Como corresponde, el centro del proyecto de ley actualmente a consideración de nuestros legisladores está en la persona. Esta persona, si cumple con las características de ser mayor de edad, estar psíquicamente apta y manifestar su voluntad de manera libre, firme e inequívoca, no deja de ser dueña de su propio destino solamente por estar cursando una enfermedad gravísima. El paradigma paternalista, que les niega a los pacientes la autonomía y la agencia para tomar decisiones sobre su propio cuerpo y los convierte en simples buzones receptores de una caridad que no los reconoce como sujetos, va en camino a quedar en desuso, pero todavía patalea. Reconocerle la calidad de persona a un paciente implica reconocerle el derecho a tener la última palabra: le corresponde a él y no a un médico, ni a su familia, ni al Estado, ni a ningún dios.

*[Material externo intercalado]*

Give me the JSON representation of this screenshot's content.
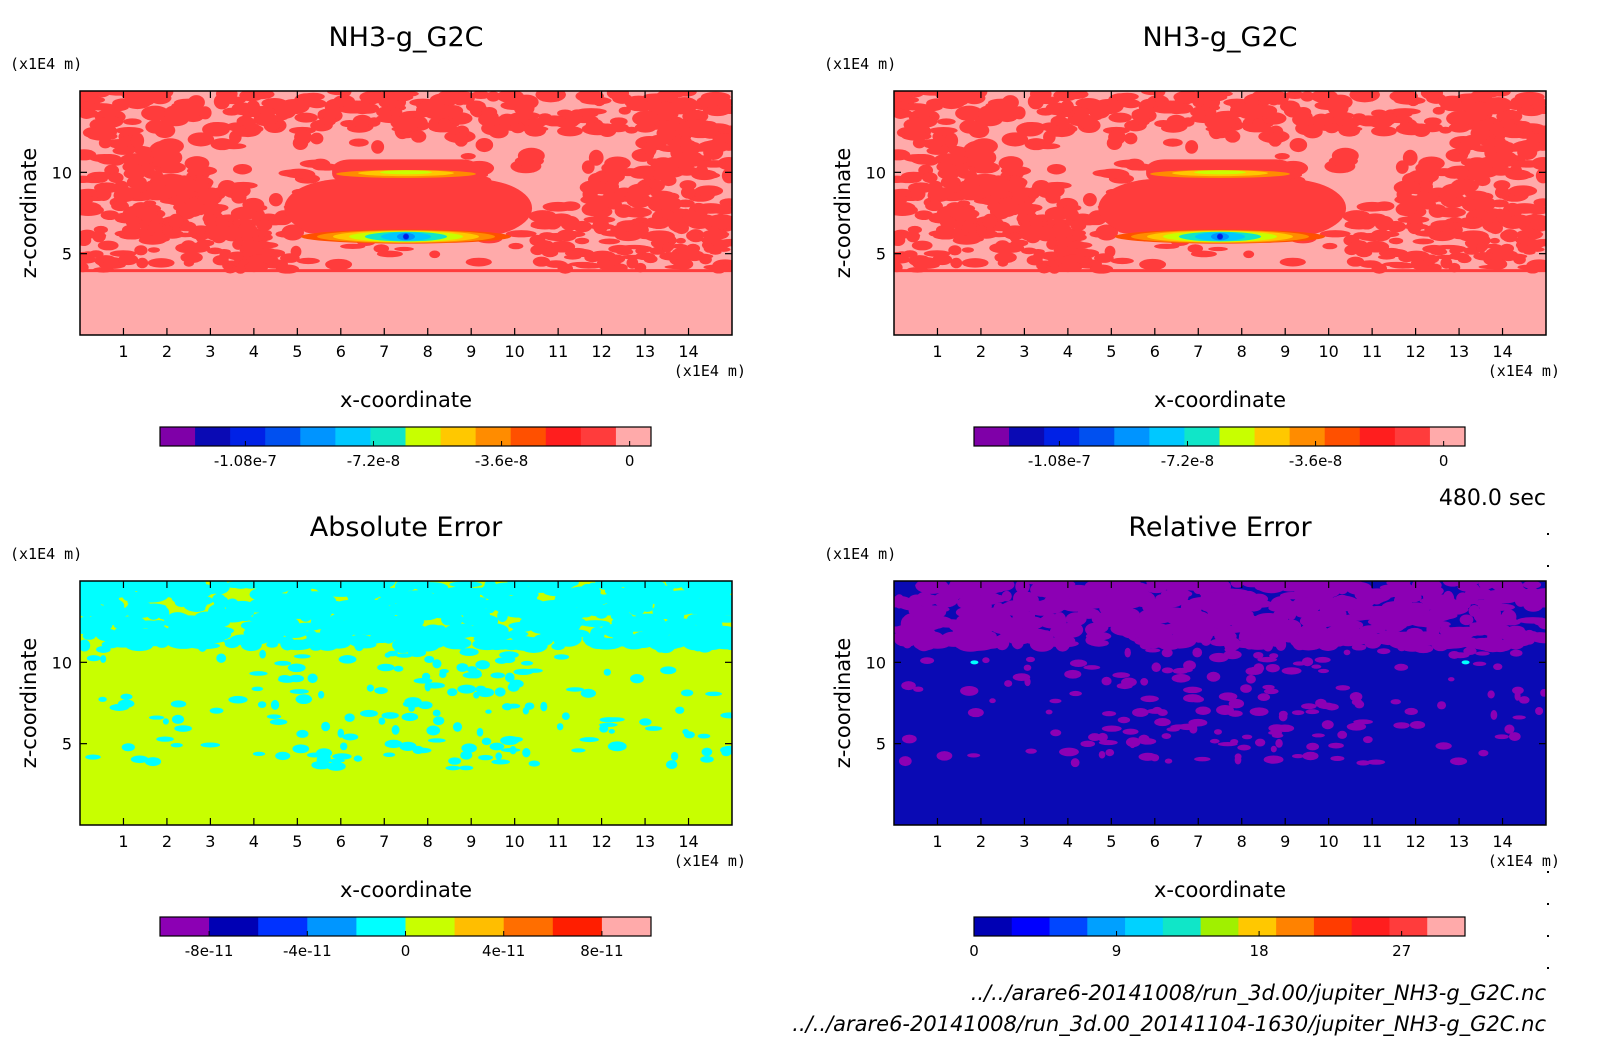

Aunque se sienta como vaciar el mar con cucharita, sigue siendo indispensable insistir en que los cuidados paliativos y la eutanasia no se contraponen, sino que son complementarios. Los primeros, que son un derecho, deben ser garantizados para todo Uruguay y podrán dar alivio a una mayoría importante de los dolores. La segunda va a seguir siendo un reclamo aunque existan los mejores cuidados paliativos del mundo porque hay situaciones en las que esos cuidados no son suficientes, y los propios paliativistas lo reconocen. Cada persona es única, y puede no querer atravesar su enfermedad hasta el punto en que sus síntomas se convierten en no controlables (lo que en jerga médica se conoce como refractarios). ¿Quién tiene derecho a sentenciar a una persona a atravesar una agonía que claramente está en un futuro cercano para recién ahí «sacarla de ambiente»? ¿Por qué la actual normativa uruguaya sentencia que esa es la única forma ética de morir, en lugar de habilitar mayor libertad y diversidad de opciones frente a la multiplicidad de experiencias que una persona puede tener en sus últimos momentos? Preguntas de similar calibre pueden hacerse frente a los defensores de una «muerte natural», que realmente merece las comillas. ¿Por qué sería más natural morir dopado, enchufado, confundido, antes que morir consciente, rodeado de tu familia, acompañado pero en tus propios términos, ahorrándote una agonía que no deseás y sabés que te espera?

La discusión del proyecto de ley de eutanasia promete estar llena de estos y muchos más argumentos malhabidos. Sus opositores seguirán mintiendo acerca de la experiencia internacional, que demuestra que con la eutanasia no se deja de invertir en cuidados paliativos, ni se comienza un régimen jurídico paralelo en el que los médicos eliminan a personas indeseables sin compasión, ni se erosionan las protecciones a la salud mental y a la discapacidad. Seguirán haciendo una campaña del miedo, intentando limitar la libertad con mandatos de cómo deberían atravesar las personas sus últimos momentos. Pero, por suerte, en Uruguay los que deciden son los legisladores, en representación de una ciudadanía que sabe lo que quiere: que se abran caminos para morir con dignidad en nuestro país.